Doctor of Philosophy (PhD)


Pharmaceutical Sciences

First Advisor

Aaron Mohs


Bacterial infections are the leading cause of mortality worldwide due to the lack of accurate diagnosis of the pathogens causing infections. Currently, microbiological and molecular techniques are used to identify pathogenic bacteria. However, these techniques have limitations as they are time-consuming, cost-inefficient, and require trained personnel. Therefore, timely and precise identification of pathogenic bacteria is crucial for public safety. Our lab previously synthesized a fluorescent sensor array (3-hydroxyflavone derivatives) encapsulated in hyaluronic acid-based nanoparticles to identify bacterial species and recognize their Gram status. Though promising, this technique was relatively time-consuming and required high sample and volumes.

To overcome these limitations, this research work focuses on the development of a paper-based sensing platform with the integration of machine learning. Paper microzone plates fabricated by photolithography significantly reduced sample volumes and provided a stable platform for immobilizing the sensor array.

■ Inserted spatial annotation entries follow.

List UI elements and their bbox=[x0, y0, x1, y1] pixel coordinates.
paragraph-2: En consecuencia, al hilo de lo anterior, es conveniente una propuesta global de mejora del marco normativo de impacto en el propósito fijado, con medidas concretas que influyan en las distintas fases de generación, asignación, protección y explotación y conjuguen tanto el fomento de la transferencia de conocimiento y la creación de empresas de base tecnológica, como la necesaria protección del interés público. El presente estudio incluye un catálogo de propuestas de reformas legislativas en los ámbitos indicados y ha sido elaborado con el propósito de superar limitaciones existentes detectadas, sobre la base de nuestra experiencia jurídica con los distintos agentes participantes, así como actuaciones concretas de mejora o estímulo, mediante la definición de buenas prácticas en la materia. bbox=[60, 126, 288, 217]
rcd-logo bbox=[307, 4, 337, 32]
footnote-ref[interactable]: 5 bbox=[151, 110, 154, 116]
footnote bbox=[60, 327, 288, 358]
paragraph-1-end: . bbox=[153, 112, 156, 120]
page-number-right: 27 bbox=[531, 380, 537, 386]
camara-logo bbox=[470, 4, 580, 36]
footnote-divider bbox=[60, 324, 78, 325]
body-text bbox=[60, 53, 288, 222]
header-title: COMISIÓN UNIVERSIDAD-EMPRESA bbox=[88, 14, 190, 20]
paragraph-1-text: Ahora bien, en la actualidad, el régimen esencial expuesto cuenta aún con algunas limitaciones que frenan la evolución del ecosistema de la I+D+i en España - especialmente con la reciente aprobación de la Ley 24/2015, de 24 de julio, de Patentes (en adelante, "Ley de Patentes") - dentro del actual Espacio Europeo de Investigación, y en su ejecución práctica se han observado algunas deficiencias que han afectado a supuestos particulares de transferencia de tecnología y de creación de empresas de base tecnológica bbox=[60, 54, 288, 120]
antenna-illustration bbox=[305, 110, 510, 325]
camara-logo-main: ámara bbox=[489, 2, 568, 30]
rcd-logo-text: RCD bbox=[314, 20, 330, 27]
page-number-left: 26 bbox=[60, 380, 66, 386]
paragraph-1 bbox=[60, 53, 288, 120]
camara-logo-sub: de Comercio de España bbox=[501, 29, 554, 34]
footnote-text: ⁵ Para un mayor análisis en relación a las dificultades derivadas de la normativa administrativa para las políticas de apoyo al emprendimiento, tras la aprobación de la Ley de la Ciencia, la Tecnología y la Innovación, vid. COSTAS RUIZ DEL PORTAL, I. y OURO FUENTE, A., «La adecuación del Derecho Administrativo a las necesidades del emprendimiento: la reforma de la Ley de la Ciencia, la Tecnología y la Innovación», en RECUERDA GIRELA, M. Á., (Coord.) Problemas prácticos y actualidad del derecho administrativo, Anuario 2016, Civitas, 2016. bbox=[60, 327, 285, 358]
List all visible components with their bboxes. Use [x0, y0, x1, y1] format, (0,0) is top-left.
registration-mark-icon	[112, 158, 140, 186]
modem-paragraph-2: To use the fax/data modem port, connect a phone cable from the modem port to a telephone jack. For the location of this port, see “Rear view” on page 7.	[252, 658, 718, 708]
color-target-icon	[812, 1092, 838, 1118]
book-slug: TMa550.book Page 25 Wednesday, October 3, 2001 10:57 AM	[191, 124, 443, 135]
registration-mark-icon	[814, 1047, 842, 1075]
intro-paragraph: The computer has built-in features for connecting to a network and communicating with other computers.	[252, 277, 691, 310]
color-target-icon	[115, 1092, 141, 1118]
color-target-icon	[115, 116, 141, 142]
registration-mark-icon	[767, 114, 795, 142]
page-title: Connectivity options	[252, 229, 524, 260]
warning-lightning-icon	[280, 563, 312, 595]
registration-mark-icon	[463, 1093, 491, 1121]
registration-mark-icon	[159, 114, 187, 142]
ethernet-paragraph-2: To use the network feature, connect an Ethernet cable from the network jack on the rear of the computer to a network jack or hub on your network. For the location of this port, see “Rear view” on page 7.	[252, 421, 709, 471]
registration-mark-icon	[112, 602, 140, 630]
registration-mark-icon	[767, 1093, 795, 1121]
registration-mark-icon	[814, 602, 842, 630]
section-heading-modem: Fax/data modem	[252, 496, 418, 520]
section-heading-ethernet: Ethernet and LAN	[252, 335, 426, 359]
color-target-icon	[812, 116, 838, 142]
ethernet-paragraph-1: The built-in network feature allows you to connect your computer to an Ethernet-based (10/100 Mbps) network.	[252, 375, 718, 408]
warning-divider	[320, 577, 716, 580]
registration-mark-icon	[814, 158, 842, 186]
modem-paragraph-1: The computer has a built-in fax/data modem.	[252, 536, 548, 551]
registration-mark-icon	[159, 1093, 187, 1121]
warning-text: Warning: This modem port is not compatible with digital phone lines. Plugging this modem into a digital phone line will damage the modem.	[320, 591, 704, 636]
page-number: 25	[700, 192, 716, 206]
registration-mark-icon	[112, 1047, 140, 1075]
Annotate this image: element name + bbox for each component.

The interaction of the paper-based sensor array with whole bacterial cells generated unique responses that were analyzed using linear discriminant analysis (LDA) and other machine learning algorithms. The sensing platform could rapidly and accurately differentiate between 16 bacterial species, as well as identify their Gram status using LDA and neural networks. Paper-based fluorescent sensor array differentiated between Staphylococcus aureus strains as well as their clinical isolates that were resistant and susceptible to antibiotics with an accuracy of >80%. Additionally, biofilms associated with drug-resistant and sensitive S. aureus were identified with >90% accuracy. Lastly, leveraging the differences in the gut microbiome compositions associated with gastrointestinal disease, fecal culture was tested as an alternate biological source. This sensing platform precisely identified three different diseases associated with gut dysbiosis.

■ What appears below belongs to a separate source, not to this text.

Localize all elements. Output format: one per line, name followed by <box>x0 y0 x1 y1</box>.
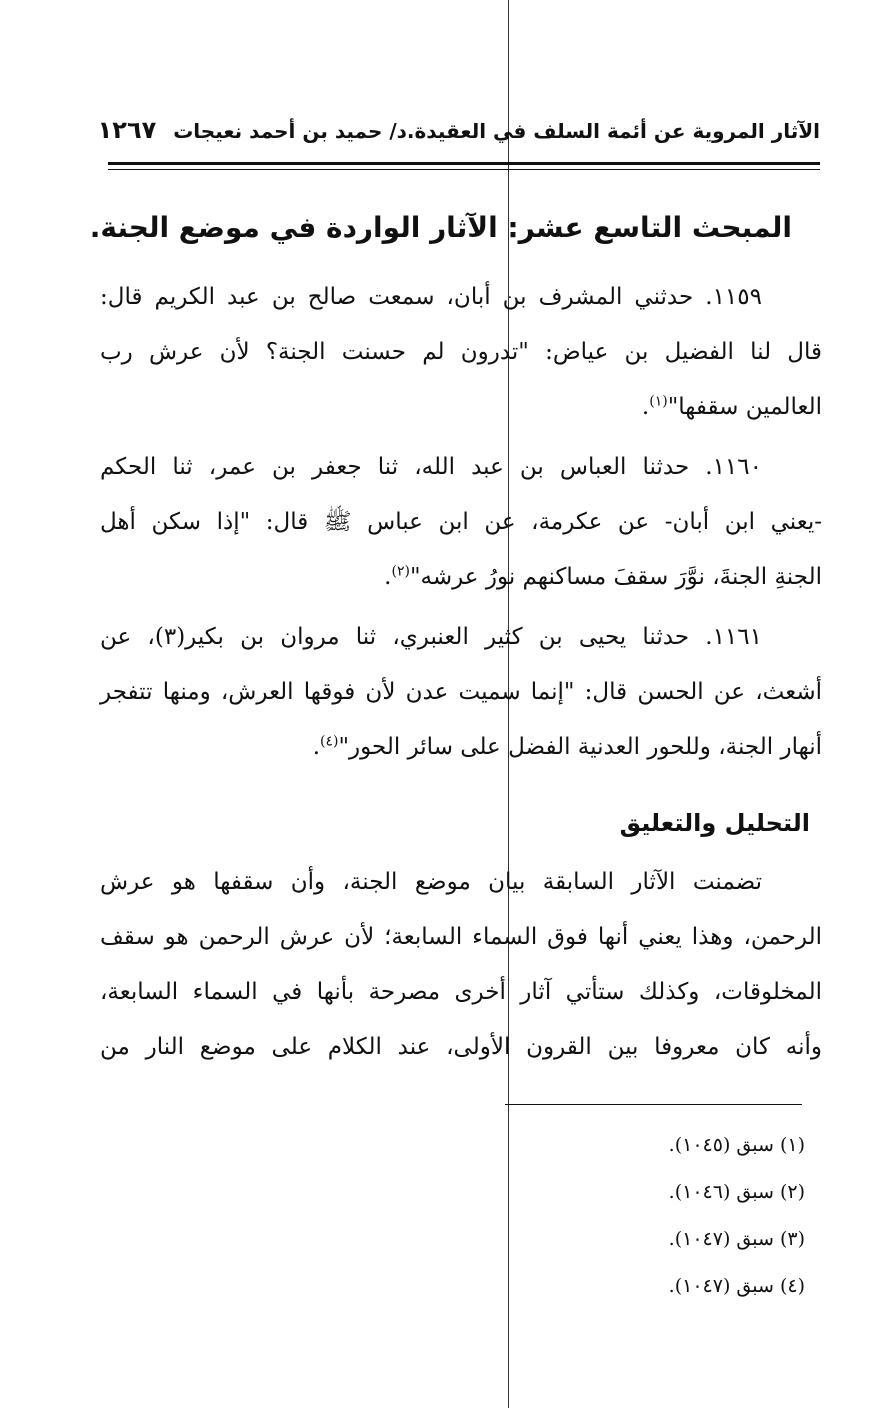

Overall, this paper-based sensing platform shows excellent potential as a point-of-care diagnostic tool. This state-of-the-art tool can be easily manufactured on a large scale, has a long shelf life, and can rapidly identify a wide range of pathogenic bacterial species. The clinical applicability and prospects for diagnosing diseases make it a promising diagnostic tool in various healthcare and limited-resource settings.